Power in reference to others
The previous section used node-level network measures to assert that the actors bestowed with power are more likely to innovate and that, in general, the higher the degree centrality of an actor, the more powerful this actor is. This second part of the argument discriminates power from centrality by stating that the power of an actor cannot only reside on the number of nodes to which this actor is connected to, but also on the relative power of its neighbors. According to this argument, power is inversely correlated to the power of its neighbors, such that, for an equal number of ties, the actors linked to powerless others are powerful, and the actors tied to powerful others are powerless (Borgatti & Halgin, 2011; Bozzo & Franceschet, 2016).
For instance, in a dyadic relationship A-В, both parties are equally powerful. In a triad with nodes A-B-C, according to traditional measures of centrality, В is the most powerful node and A and C both depend on B. In a 4-node path A-B-C-D, actors В and C hold power, while A and D are dependent on either В or C. Finally, in a 5-node path A-B-C-D-E, the centrality measures discussed in the previous subsection would assert that C is the central or most powerful node. Flowever, according to this second line or argumentation, В and D are the powerful ones because they are connected to the powerless (i.e., A and E). In sum, it can be argued that by being connected to a less powerful one, an actor becomes powerful because it controls the resources that create dependency on the other party.
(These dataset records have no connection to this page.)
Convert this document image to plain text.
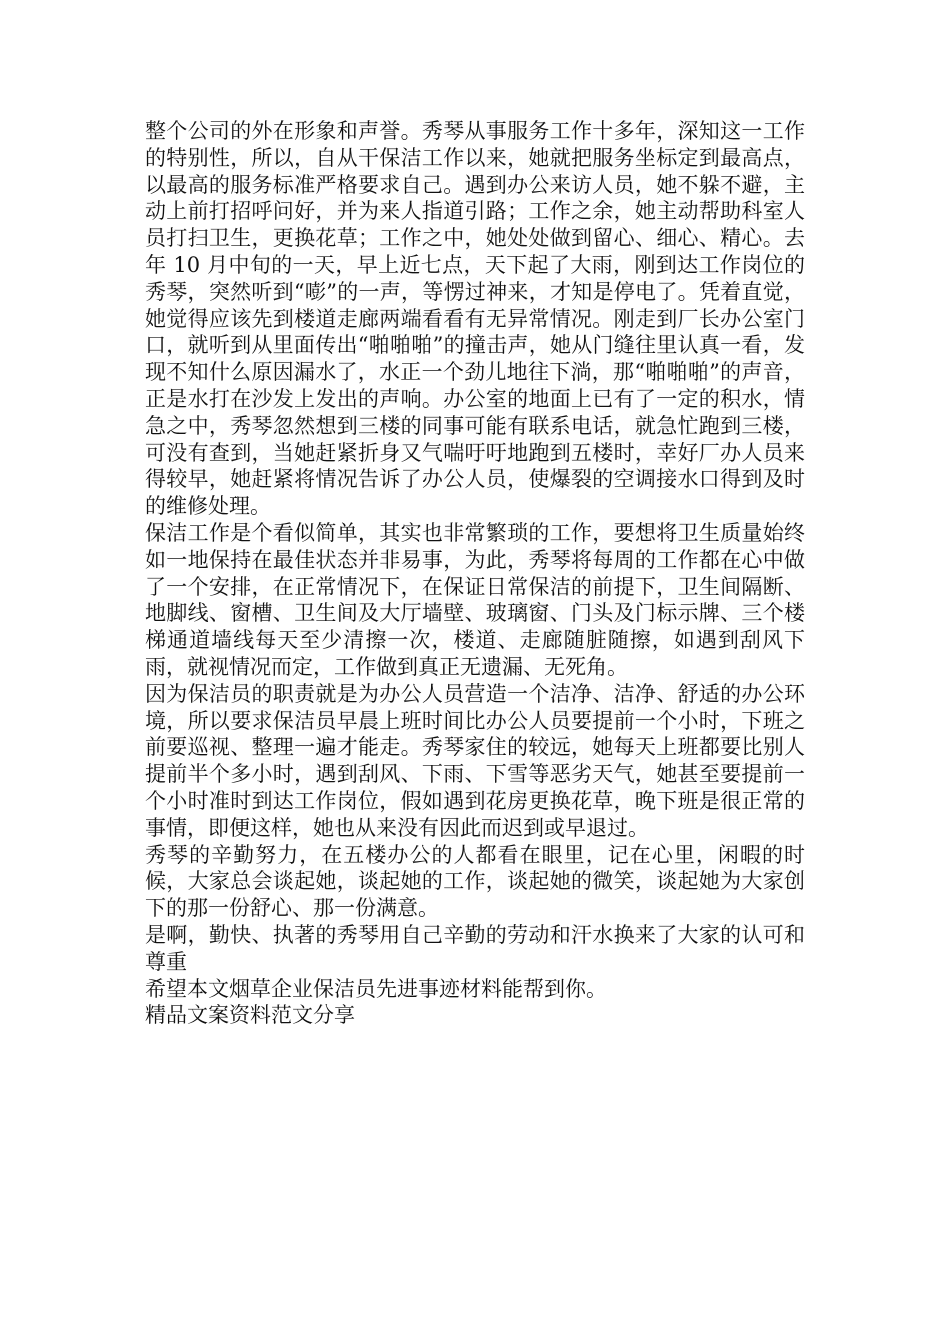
整个公司的外在形象和声誉。秀琴从事服务工作十多年，深知这一工作的特别性，所以，自从干保洁工作以来，她就把服务坐标定到最高点，以最高的服务标准严格要求自己。遇到办公来访人员，她不躲不避，主动上前打招呼问好，并为来人指道引路；工作之余，她主动帮助科室人员打扫卫生，更换花草；工作之中，她处处做到留心、细心、精心。去年 10 月中旬的一天，早上近七点，天下起了大雨，刚到达工作岗位的秀琴，突然听到“嘭”的一声，等愣过神来，才知是停电了。凭着直觉，她觉得应该先到楼道走廊两端看看有无异常情况。刚走到厂长办公室门口，就听到从里面传出“啪啪啪”的撞击声，她从门缝往里认真一看，发现不知什么原因漏水了，水正一个劲儿地往下淌，那“啪啪啪”的声音，正是水打在沙发上发出的声响。办公室的地面上已有了一定的积水，情急之中，秀琴忽然想到三楼的同事可能有联系电话，就急忙跑到三楼，可没有查到，当她赶紧折身又气喘吁吁地跑到五楼时，幸好厂办人员来得较早，她赶紧将情况告诉了办公人员，使爆裂的空调接水口得到及时的维修处理。

保洁工作是个看似简单，其实也非常繁琐的工作，要想将卫生质量始终如一地保持在最佳状态并非易事，为此，秀琴将每周的工作都在心中做了一个安排，在正常情况下，在保证日常保洁的前提下，卫生间隔断、地脚线、窗槽、卫生间及大厅墙壁、玻璃窗、门头及门标示牌、三个楼梯通道墙线每天至少清擦一次，楼道、走廊随脏随擦，如遇到刮风下雨，就视情况而定，工作做到真正无遗漏、无死角。

因为保洁员的职责就是为办公人员营造一个洁净、洁净、舒适的办公环境，所以要求保洁员早晨上班时间比办公人员要提前一个小时，下班之前要巡视、整理一遍才能走。秀琴家住的较远，她每天上班都要比别人提前半个多小时，遇到刮风、下雨、下雪等恶劣天气，她甚至要提前一个小时准时到达工作岗位，假如遇到花房更换花草，晚下班是很正常的事情，即便这样，她也从来没有因此而迟到或早退过。

秀琴的辛勤努力，在五楼办公的人都看在眼里，记在心里，闲暇的时候，大家总会谈起她，谈起她的工作，谈起她的微笑，谈起她为大家创下的那一份舒心、那一份满意。

是啊，勤快、执著的秀琴用自己辛勤的劳动和汗水换来了大家的认可和尊重

希望本文烟草企业保洁员先进事迹材料能帮到你。

精品文案资料范文分享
Proposition lb: The power of an actor is inversely correlated to the power of its neighbors, with the most powerful node being the most likely to eco-innovate.
Strong ties and incremental innovation
The previous propositions discussed how a firm's propensity to innovate with its buyer or supplier was contingent on the firm’s power position in a network. The central premise of this section is that by relying on certain types of ties or inter-firm relationships, the focal firm can access strategic resources beyond its boundaries (Lewis, Brandon-Jones, Slack, & Howard, 2010). Because ties enable the acquisition and exchange of valuable knowledge and capabilities between buyers and suppliers in a network, they represent a fundamental driver for eco-innovations. Tie strength, therefore, stands as another important network feature worth being considered.
In particular, the existence of strong ties between a firm and its supply network has been found to be conducive to cooperative and innovative behavior between suppliers and buyers, as they facilitate knowledge and technology exchange during the product development process (Johnston, McCutcheon, Stuart, & Kerwood, 2004; Koufteros, Edwin Cheng, & Lai, 2007; Michel- felder & Kratzer, 2013). In relation to sustainability, strong ties between a buyer and its suppliers are needed to achieve environmental performance improvements and to foster knowledge exchange and innovation (Geffen & Rothenberg, 2000; van Bommel, 2011).
According to Granovetter (1073), the strength of a tie is a linear combination of: (i) the amount of time, (ii) the emotional intensity, (iii) the intimacy, and (iv) the reciprocal services experienced by the parties that make up the tie. Tie strength is thus characterized by strong interpersonal connections that are reflected in high levels of trust, cooperation, and a sense of mutual dependence among the parties in a relationship. Trust, in particular, has been a widely discussed concept in management studies and it reflects the buyer’s or the supplier’s belief in the other party’s reliability and integrity. Besides uncovering the effect of power balance on the birth of eco-innovations, Franco (2017) also reported that collaboration for eco-innovation in a textile value chain depended on the level of trust between the engaged partners. Trust facilitated information exchanges and lowered the costs of engaging in arm’s length contracts with suppliers. Several case-studies have also demonstrated that trust facilitated the implementation of sustainability practices across suppliers, including collaboration for innovation (Geffen & Rothenberg, 2000).
Although strong ties facilitate the recombination of knowledge for the development of eco- innovations, it is important to recognize the type of innovation we are referring to. Simard and West (2006) suggest that strong ties are characterized by redundant, homogeneous information, or in other words, by a situation in which the knowledge bases of the nodes in a network overlap. Information is redundant because nodes attached by strong ties tend to exhibit similar characteristics, such as comparable values, beliefs, or norms (a mechanism also known as “homophily”), this being the reason why the nodes got so closely connected in the first place. One could therefore assume that although strong ties lead to the formation of relational capital and, by extension, to the development of eco-innovations, these innovations are often incremental in nature (Roscoe, Cousins, & Lamming, 2016). In the context of the CE, this could mean that although network nodes connected through strong ties will tend to innovate, they will do so only incrementally. Marginal eco-improvements could include, for instance, alterations or modifications to existing materials and processes to fit the requirements of the CE.
Proposition 2: A firm with strong ties to its buyer or supplier is more likely to develop incremental eco-innovations.